Acalabrutinib, a selective, covalent Bruton tyrosine kinase inhibitor, is a CYP3A substrate and weak CYP3A/CYP2C8 inhibitor. A physiologically‐based pharmacokinetic (PBPK) model was developed for ...acalabrutinib and its active metabolite ACP‐5862 to predict potential drug–drug interactions (DDIs). The model indicated acalabrutinib would not perpetrate a CYP2C8 or CYP3A DDI with the sensitive CYP substrates rosiglitazone or midazolam, respectively. The model reasonably predicted clinically observed acalabrutinib DDI with the CYP3A perpetrators itraconazole (4.80‐fold vs. 5.21‐fold observed) and rifampicin (0.21‐fold vs. 0.23‐fold observed). An increase of two to threefold acalabrutinib area under the curve was predicted for coadministration with moderate CYP3A inhibitors.
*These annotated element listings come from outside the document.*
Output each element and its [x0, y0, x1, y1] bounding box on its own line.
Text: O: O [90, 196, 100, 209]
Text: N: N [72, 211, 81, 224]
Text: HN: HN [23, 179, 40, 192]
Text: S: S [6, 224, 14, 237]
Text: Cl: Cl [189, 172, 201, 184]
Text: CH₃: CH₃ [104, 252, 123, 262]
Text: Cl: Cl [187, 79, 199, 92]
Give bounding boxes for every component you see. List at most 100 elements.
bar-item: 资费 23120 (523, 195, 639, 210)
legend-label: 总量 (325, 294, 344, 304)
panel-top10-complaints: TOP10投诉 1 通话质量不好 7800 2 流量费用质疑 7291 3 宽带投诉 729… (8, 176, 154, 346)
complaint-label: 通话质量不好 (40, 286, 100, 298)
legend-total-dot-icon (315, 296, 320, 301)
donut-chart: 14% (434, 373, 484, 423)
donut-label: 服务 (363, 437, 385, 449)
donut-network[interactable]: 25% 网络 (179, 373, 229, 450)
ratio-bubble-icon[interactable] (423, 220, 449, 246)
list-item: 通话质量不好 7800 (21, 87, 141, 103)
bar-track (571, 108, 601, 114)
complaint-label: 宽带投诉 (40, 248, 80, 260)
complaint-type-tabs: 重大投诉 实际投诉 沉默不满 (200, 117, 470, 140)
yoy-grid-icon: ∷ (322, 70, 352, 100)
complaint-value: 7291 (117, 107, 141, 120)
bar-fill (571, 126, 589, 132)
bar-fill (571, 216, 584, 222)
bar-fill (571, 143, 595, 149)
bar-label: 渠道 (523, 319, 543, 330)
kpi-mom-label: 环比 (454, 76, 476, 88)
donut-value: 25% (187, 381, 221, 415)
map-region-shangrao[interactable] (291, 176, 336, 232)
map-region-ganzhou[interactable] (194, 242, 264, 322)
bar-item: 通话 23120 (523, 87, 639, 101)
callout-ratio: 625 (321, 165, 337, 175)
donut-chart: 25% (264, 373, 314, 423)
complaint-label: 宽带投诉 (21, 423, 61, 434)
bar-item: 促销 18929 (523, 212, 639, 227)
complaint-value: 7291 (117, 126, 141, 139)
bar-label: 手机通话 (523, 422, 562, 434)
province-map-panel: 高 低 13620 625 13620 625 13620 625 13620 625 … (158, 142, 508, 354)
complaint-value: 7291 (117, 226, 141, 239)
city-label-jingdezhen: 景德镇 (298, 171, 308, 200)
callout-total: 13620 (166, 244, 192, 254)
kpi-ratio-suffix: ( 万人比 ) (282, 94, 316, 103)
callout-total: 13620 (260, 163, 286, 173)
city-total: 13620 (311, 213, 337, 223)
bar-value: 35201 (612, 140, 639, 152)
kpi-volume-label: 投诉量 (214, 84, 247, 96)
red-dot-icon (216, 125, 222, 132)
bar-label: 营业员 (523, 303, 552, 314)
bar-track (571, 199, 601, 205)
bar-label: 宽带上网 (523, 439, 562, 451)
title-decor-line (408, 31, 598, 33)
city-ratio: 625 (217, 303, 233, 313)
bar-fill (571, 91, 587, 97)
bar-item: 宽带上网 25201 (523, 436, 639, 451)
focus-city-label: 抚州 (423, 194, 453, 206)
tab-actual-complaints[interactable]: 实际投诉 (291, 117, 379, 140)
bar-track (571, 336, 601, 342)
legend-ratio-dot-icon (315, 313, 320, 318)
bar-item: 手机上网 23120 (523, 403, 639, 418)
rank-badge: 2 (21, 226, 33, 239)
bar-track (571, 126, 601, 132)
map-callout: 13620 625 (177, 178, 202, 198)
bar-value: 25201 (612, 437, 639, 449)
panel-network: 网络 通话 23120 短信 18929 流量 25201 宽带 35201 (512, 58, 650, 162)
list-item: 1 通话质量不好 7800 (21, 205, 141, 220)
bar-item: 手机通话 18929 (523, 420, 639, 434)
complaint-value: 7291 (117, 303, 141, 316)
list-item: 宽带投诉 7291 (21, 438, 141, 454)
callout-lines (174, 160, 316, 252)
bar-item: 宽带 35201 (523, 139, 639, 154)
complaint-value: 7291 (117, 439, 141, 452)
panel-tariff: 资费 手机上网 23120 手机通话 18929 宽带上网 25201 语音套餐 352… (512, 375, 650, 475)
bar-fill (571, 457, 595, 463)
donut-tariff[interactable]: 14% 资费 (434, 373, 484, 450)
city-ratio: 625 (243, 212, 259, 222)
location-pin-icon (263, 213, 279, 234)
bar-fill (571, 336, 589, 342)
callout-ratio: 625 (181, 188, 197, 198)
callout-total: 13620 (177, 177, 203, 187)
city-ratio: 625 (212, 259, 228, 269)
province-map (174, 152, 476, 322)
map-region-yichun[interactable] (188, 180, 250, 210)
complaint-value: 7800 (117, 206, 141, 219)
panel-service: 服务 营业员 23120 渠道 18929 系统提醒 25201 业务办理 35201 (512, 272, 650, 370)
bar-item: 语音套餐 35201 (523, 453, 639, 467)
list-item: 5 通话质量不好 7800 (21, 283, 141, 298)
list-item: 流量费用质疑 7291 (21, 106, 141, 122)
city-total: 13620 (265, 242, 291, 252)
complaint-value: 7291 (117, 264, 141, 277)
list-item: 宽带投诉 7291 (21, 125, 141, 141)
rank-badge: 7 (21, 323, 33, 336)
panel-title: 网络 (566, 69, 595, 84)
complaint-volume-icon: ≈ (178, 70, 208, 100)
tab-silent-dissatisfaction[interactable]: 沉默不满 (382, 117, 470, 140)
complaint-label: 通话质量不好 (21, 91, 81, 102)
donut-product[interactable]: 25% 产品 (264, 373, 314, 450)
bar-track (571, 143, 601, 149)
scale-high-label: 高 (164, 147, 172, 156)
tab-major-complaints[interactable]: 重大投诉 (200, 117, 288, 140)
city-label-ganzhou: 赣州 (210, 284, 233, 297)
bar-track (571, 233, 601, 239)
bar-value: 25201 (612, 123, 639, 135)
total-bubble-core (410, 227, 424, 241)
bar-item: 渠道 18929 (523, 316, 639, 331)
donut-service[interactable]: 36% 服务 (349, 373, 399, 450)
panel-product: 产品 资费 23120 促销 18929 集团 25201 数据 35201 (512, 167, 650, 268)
When both the parent drug and active metabolite (total active components) were considered, the magnitude of the CYP3A DDI was much less significant. PBPK dosing recommendations for DDIs should consider the magnitude of the parent drug excursion, relative to safe parent drug exposures, along with the excursion of total active components to best enable safe and adequate pharmacodynamic coverage.